In the meantime Olympia receives a letter from the bank telling her of a large inheritance from her father. She decides to spend it taking the Italian class to Venice. In Venice, Jørgen proposes to Giulia who accepts, Karen forgives Hal-Finn after he cuts off his too-long bangs, and Andreas suggests that Olympia, whose clumsy behaviour has caused her to be fired from 43 jobs, come to work as a chorister. He then reveals that he plans to stay in the parish.

== Cast ==
- Anders W. Berthelsen as Andreas
- Anette Støvelbæk as Olympia
- Ann Eleonora Jørgensen as Karen
- Peter Gantzler as Jørgen Mortensen
- Lars Kaalund as Hal-Finn
- Sara Indrio Jensen as Giulia
- Karen-Lise Mynster as Kirsten, the real estate dealer
- Rikke Wölck as Lise, the nurse
- Elsebeth Steentoft as Kirketjener
- Bent Mejding as Reverend Wredmann
- Lene Tiemroth as Karen's mother
- Claus Gerving as Klaus Graversen
- Jesper Christensen as Olympia's father

== Reception ==
=== Critical reception ===
On review aggregator website Rotten Tomatoes, the film has an approval rating of 88% based on 85 reviews, and an average rating of 7.2/10. The website's critical consensus reads, "Unlike many romantic comedies, the charming Italian for Beginners feels natural and genuinely heart-warming." On Metacritic, the film has a weighted average score of 77 out of 100, based on 28 critics, indicating "generally favorable reviews".

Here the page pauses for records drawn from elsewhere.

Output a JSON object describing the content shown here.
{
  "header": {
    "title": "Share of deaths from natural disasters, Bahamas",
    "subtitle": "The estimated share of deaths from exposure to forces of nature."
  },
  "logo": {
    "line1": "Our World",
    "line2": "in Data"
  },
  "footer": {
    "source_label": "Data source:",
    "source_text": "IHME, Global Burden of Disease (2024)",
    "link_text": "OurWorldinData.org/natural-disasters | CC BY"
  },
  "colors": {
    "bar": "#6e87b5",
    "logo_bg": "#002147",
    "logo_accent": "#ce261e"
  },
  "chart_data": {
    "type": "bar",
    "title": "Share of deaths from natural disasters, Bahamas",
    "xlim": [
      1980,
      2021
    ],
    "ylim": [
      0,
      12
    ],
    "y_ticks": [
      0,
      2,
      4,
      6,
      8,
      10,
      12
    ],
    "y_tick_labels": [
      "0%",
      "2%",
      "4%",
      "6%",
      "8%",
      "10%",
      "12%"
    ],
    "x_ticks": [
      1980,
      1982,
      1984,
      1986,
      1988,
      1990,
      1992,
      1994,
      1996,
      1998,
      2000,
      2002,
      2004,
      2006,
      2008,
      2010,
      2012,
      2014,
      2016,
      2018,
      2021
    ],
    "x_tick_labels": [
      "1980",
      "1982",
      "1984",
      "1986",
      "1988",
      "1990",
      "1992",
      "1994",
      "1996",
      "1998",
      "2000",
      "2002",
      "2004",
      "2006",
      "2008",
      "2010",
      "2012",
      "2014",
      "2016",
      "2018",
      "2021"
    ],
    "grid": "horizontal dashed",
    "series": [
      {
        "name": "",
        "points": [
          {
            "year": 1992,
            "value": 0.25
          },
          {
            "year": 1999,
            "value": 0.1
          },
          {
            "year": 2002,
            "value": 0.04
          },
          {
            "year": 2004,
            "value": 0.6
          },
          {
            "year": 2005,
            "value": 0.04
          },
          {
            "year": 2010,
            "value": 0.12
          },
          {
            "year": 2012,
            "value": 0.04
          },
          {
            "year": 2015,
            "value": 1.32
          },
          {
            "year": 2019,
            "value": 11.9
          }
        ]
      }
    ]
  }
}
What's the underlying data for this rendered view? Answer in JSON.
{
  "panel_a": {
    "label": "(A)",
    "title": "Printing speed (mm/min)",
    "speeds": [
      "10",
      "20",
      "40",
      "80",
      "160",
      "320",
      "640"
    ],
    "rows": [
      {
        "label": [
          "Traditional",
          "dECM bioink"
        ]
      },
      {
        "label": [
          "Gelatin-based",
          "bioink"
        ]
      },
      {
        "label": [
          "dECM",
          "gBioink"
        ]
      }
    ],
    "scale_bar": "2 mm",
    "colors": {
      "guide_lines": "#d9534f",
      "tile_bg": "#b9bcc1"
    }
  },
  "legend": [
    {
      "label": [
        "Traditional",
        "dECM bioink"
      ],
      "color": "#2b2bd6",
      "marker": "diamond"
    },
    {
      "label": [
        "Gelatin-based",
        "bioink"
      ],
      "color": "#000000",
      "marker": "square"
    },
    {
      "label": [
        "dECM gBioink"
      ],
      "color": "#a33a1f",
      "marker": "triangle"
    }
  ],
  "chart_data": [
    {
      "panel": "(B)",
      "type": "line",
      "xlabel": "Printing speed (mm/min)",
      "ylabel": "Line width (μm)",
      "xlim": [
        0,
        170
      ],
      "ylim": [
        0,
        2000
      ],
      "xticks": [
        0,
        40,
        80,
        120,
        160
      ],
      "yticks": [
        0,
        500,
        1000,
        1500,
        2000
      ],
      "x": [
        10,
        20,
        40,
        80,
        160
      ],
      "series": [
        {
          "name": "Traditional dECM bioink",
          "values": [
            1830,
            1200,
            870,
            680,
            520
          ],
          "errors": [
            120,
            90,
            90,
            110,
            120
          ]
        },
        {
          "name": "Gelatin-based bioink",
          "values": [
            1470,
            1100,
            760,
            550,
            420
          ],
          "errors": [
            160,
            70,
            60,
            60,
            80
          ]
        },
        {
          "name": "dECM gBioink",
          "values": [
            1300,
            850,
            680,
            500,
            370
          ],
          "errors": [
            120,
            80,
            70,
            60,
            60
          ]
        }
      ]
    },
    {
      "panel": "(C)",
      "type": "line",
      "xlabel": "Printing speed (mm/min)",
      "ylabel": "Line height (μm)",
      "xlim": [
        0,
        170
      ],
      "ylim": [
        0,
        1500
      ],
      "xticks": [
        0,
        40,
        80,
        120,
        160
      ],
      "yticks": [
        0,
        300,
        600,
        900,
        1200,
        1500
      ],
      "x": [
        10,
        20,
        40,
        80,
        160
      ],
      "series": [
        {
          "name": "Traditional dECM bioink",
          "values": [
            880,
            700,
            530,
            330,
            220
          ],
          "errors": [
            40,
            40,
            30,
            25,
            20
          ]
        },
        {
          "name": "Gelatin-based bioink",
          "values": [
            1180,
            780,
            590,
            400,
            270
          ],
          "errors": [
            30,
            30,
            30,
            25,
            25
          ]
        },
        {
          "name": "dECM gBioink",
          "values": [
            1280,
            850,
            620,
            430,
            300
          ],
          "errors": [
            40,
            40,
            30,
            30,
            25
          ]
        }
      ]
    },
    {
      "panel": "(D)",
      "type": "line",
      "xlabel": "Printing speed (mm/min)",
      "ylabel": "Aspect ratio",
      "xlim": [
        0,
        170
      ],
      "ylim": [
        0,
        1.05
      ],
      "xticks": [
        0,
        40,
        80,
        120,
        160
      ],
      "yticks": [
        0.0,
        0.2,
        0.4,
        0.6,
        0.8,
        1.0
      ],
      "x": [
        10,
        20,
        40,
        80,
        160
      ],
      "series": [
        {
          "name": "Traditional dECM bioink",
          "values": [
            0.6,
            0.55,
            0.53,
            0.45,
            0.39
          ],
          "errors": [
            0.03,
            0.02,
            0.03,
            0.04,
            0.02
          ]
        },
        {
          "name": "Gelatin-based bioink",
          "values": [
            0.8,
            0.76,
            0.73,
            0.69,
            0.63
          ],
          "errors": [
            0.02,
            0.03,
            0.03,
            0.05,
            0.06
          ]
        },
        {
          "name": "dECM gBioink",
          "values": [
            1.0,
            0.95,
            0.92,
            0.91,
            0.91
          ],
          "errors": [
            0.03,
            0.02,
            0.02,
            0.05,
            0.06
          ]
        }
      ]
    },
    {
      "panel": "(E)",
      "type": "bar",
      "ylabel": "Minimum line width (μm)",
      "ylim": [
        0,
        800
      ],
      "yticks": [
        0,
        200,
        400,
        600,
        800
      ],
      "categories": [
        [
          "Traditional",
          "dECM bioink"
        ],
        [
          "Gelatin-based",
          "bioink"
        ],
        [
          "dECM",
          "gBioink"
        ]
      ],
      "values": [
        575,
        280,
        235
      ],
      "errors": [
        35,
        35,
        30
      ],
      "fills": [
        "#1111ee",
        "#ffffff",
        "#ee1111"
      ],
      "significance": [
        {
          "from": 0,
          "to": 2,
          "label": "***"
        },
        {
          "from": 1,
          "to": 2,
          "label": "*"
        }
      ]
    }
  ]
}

Roger Ebert gave the film 3 out of 4 stars, writing that the film was "a charming Danish comedy, and the fact that it’s a Dogma film has little to do with its appeal. Yes, like all Dogma films, it’s shot on video, on location, with only music found at the source–but so what? You see how Dogma changes the subject...", writing that the film was a reminder that works of the movement "need not involve pathetic characters tormented by the misuse of their genitalia, but can simply want to have a little fun," positively comparing it to American independent films.

=== Accolades ===
The film won the Jury Grand Prix Silver Bear at the Berlin Film Festival, the Golden Spike Award for the best film of the year at the Seminci film festival in Valladolid, Spain, and the Audience Award at the Warsaw International Film Festival in Poland. Peter Gantzler won the award for Best Actor at the Seminci festival. The film also won the Gold Dolphin (Best Film) at the Festroia International Film Festival in 2001.

== Literature ==
- Mette Hjort, Lone Scherfig's Italian for Beginners, Museum Tusculanum Press, 2010. ISBN 978-87-635-3483-3.